AI powered attacks will inevitably be supported by more advanced obfuscation techniques, also perhaps boosted by AI, so self-learning fast flux tools for evading data capture and attribution are the logical evolution of existing anonymizing services for cybercriminals. But as in the current debate around AI-powered cyber defense, hands-off cybercrime may provide, or is likely to provide in fact, unintended opportunities for its disruption and for law enforcement if its operations are not entirely understood by its operators.

In a world in which information is delivered in a citizens’ immediate line of sight by means of immersive technologies, heads-up displays, data manipulation could be harnessed in the service of influence operations and disinformation. Subsequent iterations of algorithmic optimization, which is, I guess, the logical successor to SEO, be they benevolent or malicious, may have greater power to alter belief systems. Social engineering as a threat vector may likewise be harder to resist in environments in which the immediacy of experience will prompt quicker reactions and a reduction in critical distance.

Moving on to IoT. In a truly MIoT, massive IOT environment, successful cyberattacks will result in disruption, not only to manufacturing and logistics, but also to transportation, to healthcare, to education, to retail, and to the home environment. In the context of additive manufacturing, specifically 4D printing, disruption or denial of service to sensors could result in products, not changing shape or changing state as intended or as required.

And I think I mentioned earlier on about KorLo making heart stents, you can imagine if a heart stent that’s delivered intravenously fails to change shape or the required moment, that’s actually a pretty serious problem.

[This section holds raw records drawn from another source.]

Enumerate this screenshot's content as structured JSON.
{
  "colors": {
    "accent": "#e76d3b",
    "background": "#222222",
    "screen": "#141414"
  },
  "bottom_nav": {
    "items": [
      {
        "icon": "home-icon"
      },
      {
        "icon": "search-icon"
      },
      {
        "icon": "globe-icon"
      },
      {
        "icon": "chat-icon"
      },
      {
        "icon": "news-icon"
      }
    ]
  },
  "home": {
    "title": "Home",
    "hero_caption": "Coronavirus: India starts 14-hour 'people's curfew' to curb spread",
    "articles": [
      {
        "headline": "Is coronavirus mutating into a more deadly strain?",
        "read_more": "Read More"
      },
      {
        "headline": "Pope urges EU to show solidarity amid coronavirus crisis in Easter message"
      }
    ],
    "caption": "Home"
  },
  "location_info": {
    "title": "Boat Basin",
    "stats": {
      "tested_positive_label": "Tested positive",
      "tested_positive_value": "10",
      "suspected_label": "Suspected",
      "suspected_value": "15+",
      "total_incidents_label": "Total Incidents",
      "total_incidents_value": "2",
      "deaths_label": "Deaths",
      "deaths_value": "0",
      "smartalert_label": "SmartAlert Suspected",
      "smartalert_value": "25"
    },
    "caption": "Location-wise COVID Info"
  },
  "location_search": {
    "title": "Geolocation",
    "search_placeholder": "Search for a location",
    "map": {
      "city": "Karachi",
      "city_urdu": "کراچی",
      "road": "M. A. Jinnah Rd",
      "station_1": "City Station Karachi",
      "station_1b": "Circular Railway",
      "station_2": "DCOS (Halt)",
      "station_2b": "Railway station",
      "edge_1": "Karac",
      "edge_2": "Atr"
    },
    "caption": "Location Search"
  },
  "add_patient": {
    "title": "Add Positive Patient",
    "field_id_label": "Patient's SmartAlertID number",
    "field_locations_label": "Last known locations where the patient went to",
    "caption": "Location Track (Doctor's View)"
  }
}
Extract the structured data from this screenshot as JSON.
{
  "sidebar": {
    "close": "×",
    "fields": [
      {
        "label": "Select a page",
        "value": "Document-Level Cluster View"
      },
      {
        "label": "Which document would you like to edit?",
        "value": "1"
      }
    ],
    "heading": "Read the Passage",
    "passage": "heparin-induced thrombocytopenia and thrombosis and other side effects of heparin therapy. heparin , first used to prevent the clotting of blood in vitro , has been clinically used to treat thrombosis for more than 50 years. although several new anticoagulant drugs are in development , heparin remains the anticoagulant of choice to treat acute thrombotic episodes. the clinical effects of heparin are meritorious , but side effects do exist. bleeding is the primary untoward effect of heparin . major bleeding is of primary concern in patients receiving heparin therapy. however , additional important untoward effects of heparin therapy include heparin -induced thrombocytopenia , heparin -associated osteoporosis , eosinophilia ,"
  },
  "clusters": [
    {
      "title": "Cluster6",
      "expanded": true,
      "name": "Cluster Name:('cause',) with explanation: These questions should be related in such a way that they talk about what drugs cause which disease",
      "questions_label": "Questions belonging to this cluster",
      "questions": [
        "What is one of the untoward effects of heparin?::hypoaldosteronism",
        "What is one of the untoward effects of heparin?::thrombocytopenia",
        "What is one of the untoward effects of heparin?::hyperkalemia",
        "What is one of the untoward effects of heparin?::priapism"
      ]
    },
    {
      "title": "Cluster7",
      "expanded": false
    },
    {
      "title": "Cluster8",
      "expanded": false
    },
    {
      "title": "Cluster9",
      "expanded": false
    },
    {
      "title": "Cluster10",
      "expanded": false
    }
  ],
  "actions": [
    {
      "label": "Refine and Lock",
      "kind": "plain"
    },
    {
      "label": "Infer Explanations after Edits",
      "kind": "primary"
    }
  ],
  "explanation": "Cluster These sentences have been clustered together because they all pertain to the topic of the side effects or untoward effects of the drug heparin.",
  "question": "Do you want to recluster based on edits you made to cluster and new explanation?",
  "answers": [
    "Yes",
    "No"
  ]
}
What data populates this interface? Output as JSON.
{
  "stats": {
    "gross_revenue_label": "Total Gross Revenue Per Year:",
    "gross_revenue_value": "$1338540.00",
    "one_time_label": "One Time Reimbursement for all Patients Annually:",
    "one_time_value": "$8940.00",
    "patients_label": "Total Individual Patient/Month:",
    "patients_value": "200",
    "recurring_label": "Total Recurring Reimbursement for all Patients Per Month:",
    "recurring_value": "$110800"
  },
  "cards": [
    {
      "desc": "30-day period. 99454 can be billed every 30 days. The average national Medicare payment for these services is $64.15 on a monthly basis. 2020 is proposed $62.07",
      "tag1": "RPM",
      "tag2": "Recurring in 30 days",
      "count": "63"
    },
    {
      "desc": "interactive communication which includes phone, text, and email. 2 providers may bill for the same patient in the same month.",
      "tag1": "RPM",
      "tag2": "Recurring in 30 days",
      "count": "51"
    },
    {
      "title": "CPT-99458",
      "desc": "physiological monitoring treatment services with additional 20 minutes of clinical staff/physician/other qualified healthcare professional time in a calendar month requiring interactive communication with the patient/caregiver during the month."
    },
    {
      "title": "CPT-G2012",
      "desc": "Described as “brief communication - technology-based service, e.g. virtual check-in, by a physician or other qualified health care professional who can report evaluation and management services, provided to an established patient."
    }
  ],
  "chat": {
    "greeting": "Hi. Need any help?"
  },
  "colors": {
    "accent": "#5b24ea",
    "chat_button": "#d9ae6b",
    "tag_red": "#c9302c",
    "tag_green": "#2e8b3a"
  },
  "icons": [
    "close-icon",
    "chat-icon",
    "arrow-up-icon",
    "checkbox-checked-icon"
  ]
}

The 2030 that we envisage in this scenario, narratives is one in which edge processing and analytics and empower everything, to be, or empower many things to be self-rooting and self-altering.

So in this future, which is also one of increased self-learning and autonomy for algorithms, our appreciation of insider threats will need to evolve. Currently understood to refer to a human’s risk to an organization, the insider threat of 2030 could just as easily be an object or an algorithms.

Of course the future isn’t quite as dystopian as I may have led you to believe, that the white paper describes an awful lot of very positive uses cases and it goes into a lot of detail about the potential for use and abuse of those, hopefully enabling you to look further into the future and devise a longer term, like I said, right at the beginning, more nuanced long-term strategy.

Thank you very much for listening. Please enjoy the rest of the day. I’ve been Rik Ferguson.